Developed countries are currently getting by on their immigration rates but as the rest of the world becomes more developed this isn't a lasting solution.
Because humans are so numerous even if we hit 1.0 rates (ie population halves each generation) we've got a long time before that's a pressing issue.
If someone things the population on the planet is too big, then plan for a reduction that is manageable and change the pay-as-you-go pension system that exists in most of the world, that is based on working age people paying the pension for retirees. Even at replacement rate the pension systems will collapse, they were built in a time when the average number of children per woman was around 7 and the age of retirement was higher than average life expectation.
No, the children are fine in this scenario, there are even proportionally fewer than now and so there are any number of available carers.
The elderly are screwed. But, that seems OK?
> If someone things the population on the planet is too big,
This isn't a centrally planned thing, it's just an exaggeration of the observable reality. On the whole humans who could carry a baby to term but understand exactly what's involved are not keen and if they're willing to do it once or twice draw the line there. The assumption that we're just not compensating them financially enough to reproduce more is let's say, not well supported by available evidence.
I think we should choose to be entirely OK with that until there's risk of a real population bottleneck, e.g. 1000x fewer people -- in the expectation that conditions change and it might sort itself out without action.
Everyday we prove it slightly more.

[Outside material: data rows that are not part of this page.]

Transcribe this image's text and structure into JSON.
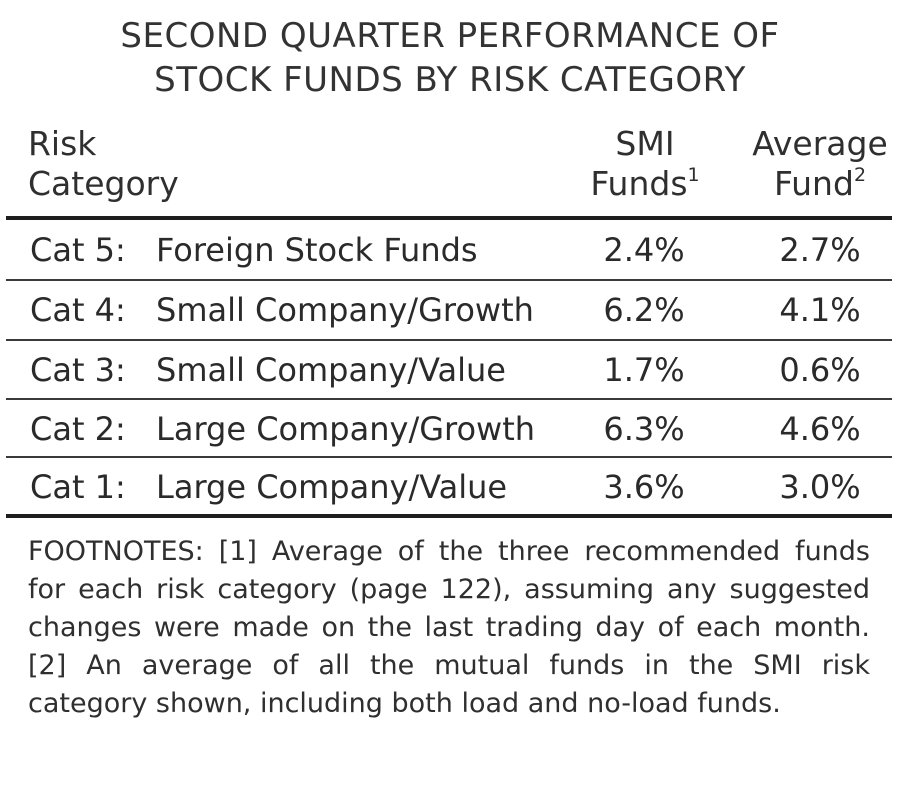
{
  "chart_data": {
    "type": "table",
    "title_lines": [
      "SECOND QUARTER PERFORMANCE OF",
      "STOCK FUNDS BY RISK CATEGORY"
    ],
    "headers": {
      "risk": [
        "Risk",
        "Category"
      ],
      "smi": {
        "lines": [
          "SMI",
          "Funds"
        ],
        "footnote_mark": "1"
      },
      "average": {
        "lines": [
          "Average",
          "Fund"
        ],
        "footnote_mark": "2"
      }
    },
    "rows": [
      {
        "category": "Cat 5:",
        "name": "Foreign Stock Funds",
        "smi": "2.4%",
        "average": "2.7%"
      },
      {
        "category": "Cat 4:",
        "name": "Small Company/Growth",
        "smi": "6.2%",
        "average": "4.1%"
      },
      {
        "category": "Cat 3:",
        "name": "Small Company/Value",
        "smi": "1.7%",
        "average": "0.6%"
      },
      {
        "category": "Cat 2:",
        "name": "Large Company/Growth",
        "smi": "6.3%",
        "average": "4.6%"
      },
      {
        "category": "Cat 1:",
        "name": "Large Company/Value",
        "smi": "3.6%",
        "average": "3.0%"
      }
    ],
    "footnotes": "FOOTNOTES: [1] Average of the three recommended funds for each risk category (page 122), assuming any suggested changes were made on the last trading day of each month. [2] An average of all the mutual funds in the SMI risk category shown, including both load and no-load funds."
  }
}
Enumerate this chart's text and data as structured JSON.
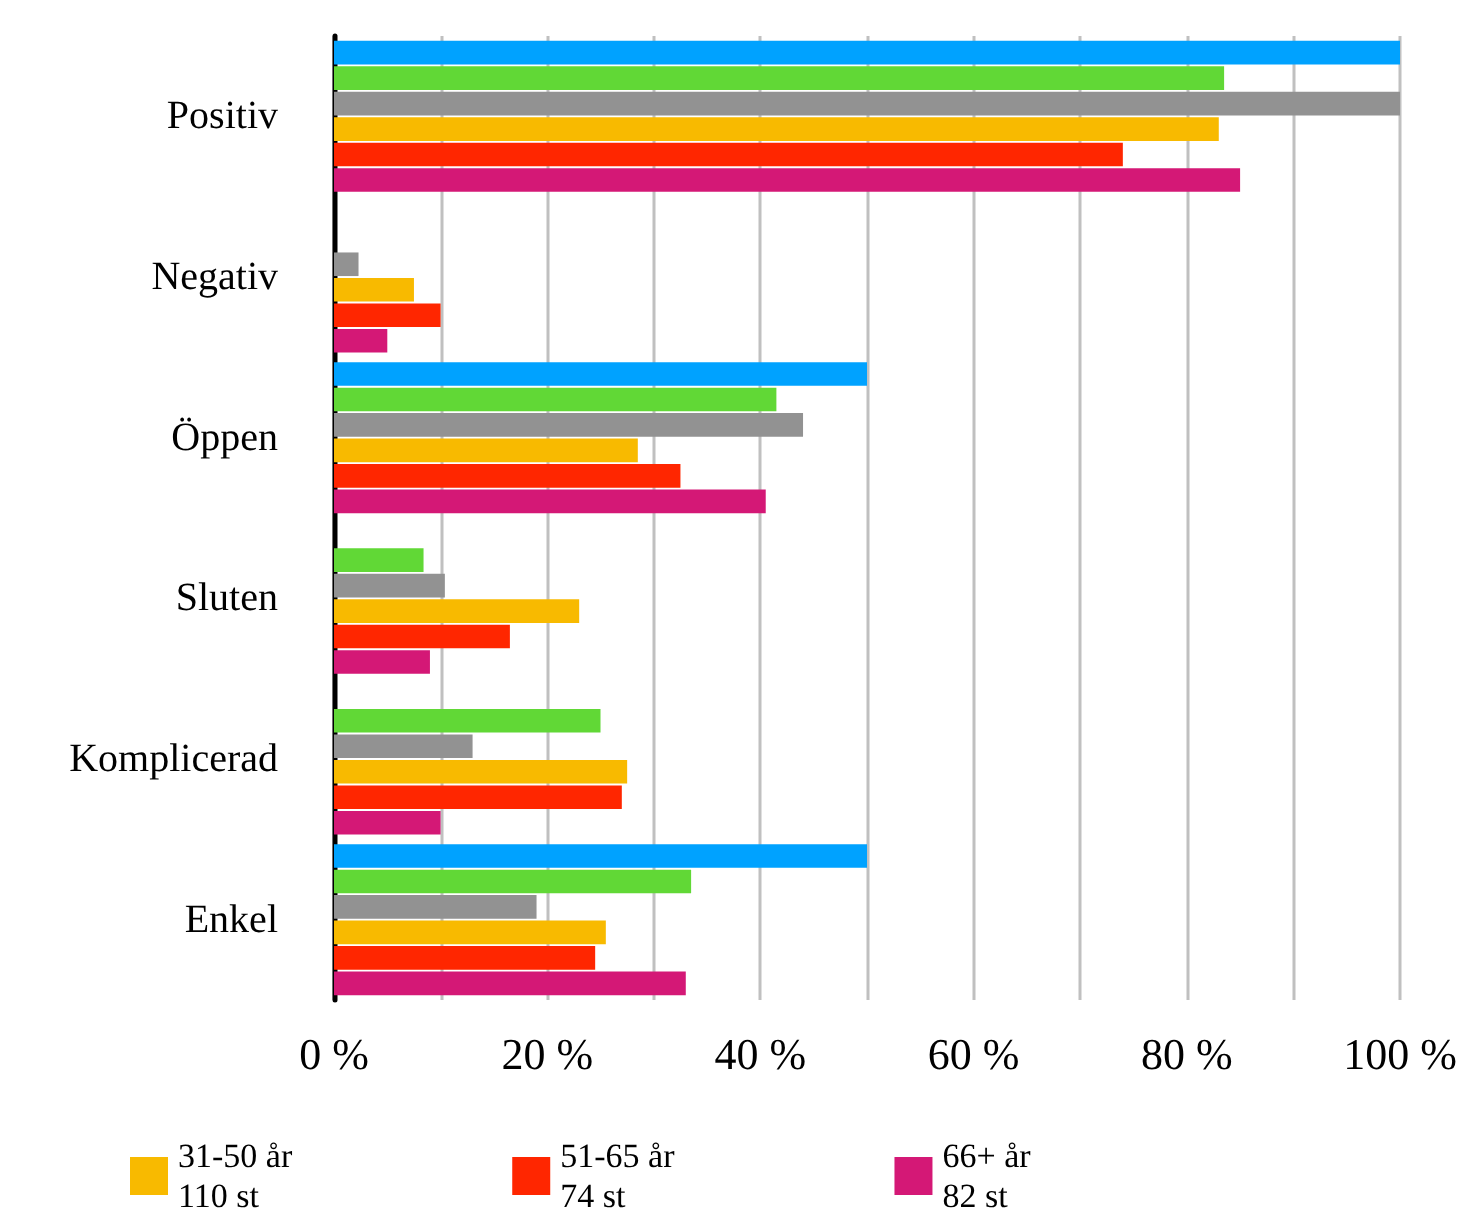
{
  "chart_data": {
    "type": "bar",
    "orientation": "horizontal",
    "categories": [
      "Positiv",
      "Negativ",
      "Öppen",
      "Sluten",
      "Komplicerad",
      "Enkel"
    ],
    "series": [
      {
        "color": "#00a2ff",
        "values": [
          100,
          0,
          50,
          0,
          0,
          50
        ]
      },
      {
        "color": "#61d836",
        "values": [
          83.5,
          0,
          41.5,
          8.4,
          25,
          33.5
        ]
      },
      {
        "color": "#929292",
        "values": [
          100,
          2.3,
          44,
          10.4,
          13,
          19
        ]
      },
      {
        "name": "31-50 år\n110 st",
        "color": "#f8ba00",
        "values": [
          83,
          7.5,
          28.5,
          23,
          27.5,
          25.5
        ]
      },
      {
        "name": "51-65 år\n74 st",
        "color": "#ff2600",
        "values": [
          74,
          10,
          32.5,
          16.5,
          27,
          24.5
        ]
      },
      {
        "name": "66+ år\n82 st",
        "color": "#d41876",
        "values": [
          85,
          5,
          40.5,
          9,
          10,
          33
        ]
      }
    ],
    "xlim": [
      0,
      100
    ],
    "xticks": [
      {
        "value": 0,
        "label": "0 %"
      },
      {
        "value": 10,
        "label": null
      },
      {
        "value": 20,
        "label": "20 %"
      },
      {
        "value": 30,
        "label": null
      },
      {
        "value": 40,
        "label": "40 %"
      },
      {
        "value": 50,
        "label": null
      },
      {
        "value": 60,
        "label": "60 %"
      },
      {
        "value": 70,
        "label": null
      },
      {
        "value": 80,
        "label": "80 %"
      },
      {
        "value": 90,
        "label": null
      },
      {
        "value": 100,
        "label": "100 %"
      }
    ],
    "grid": "x",
    "legend": "bottom"
  }
}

To exhaust the nutrients in all the mud in the world would take a lot more farming, but we thought that ip4 addresses would never run out either, so maybe it will happen.
This isn't a given. This is due to the continuous growth cycle without effort made towards long term stability. A pyramid scheme will fall apart if they can no longer scam new members to join.
A system where you need to increase those at the bottom for the top to succeed is a pyramid scheme.
Invest now in elderly care training. Reallocate resources from wasteful corn subsidies into healthcare, edible crops, and renewable energy. This will soften the blow from the inverted pyramid and society will be able to work through it over a period of 20 years.
Or, continue investing in war, divest from education, ensure wealth trickles up, and cry about the problem we all caused. It's not the woman's duty to keep this meat grinder going.
Multiple problems with this:
- converting farms from one type of crop to another is often enough outright impossible (because climate and/or soil conditions don't allow other crops), very expensive (e.g. need to replace specialized machinery and buildings) or takes decades (if you shift to anything based on bushes and trees, that shit needs time to grow)
- rebalancing agricultural subsidies is a very, very fine line to walk. as a country, you want overproduction of at least core crops, even if it means excess going to biofuel, and you want to isolate farmers from wild speculation swings on global markets so that they don't call it quits and you suddenly end up with (far) less than you actually need. famines haven't been an issue for the Western world precisely of the artificial oversupply situation for many, many decades.
- healthcare doesn't need more budget. The US, Germany and many other Western healthcare systems have more than enough money - their issue is waste, corruption and perverse incentives.
- corn subsidies aren't automatically wasteful. the corn is needed to provide bio-ethanol as a synthetic fuel, and there are more than enough usecases that foreseeably cannot be converted to electric.
- letting farms just die out or go fallow and no one take over is also bad, especially in areas where soil erosion is already an issue. Once soil dries out and there is no plant material to tie it together, it either can get blown away by the wind or in the worst case it can compress all the way down to the nearest layer of bedrock, making it all but impossible to restore.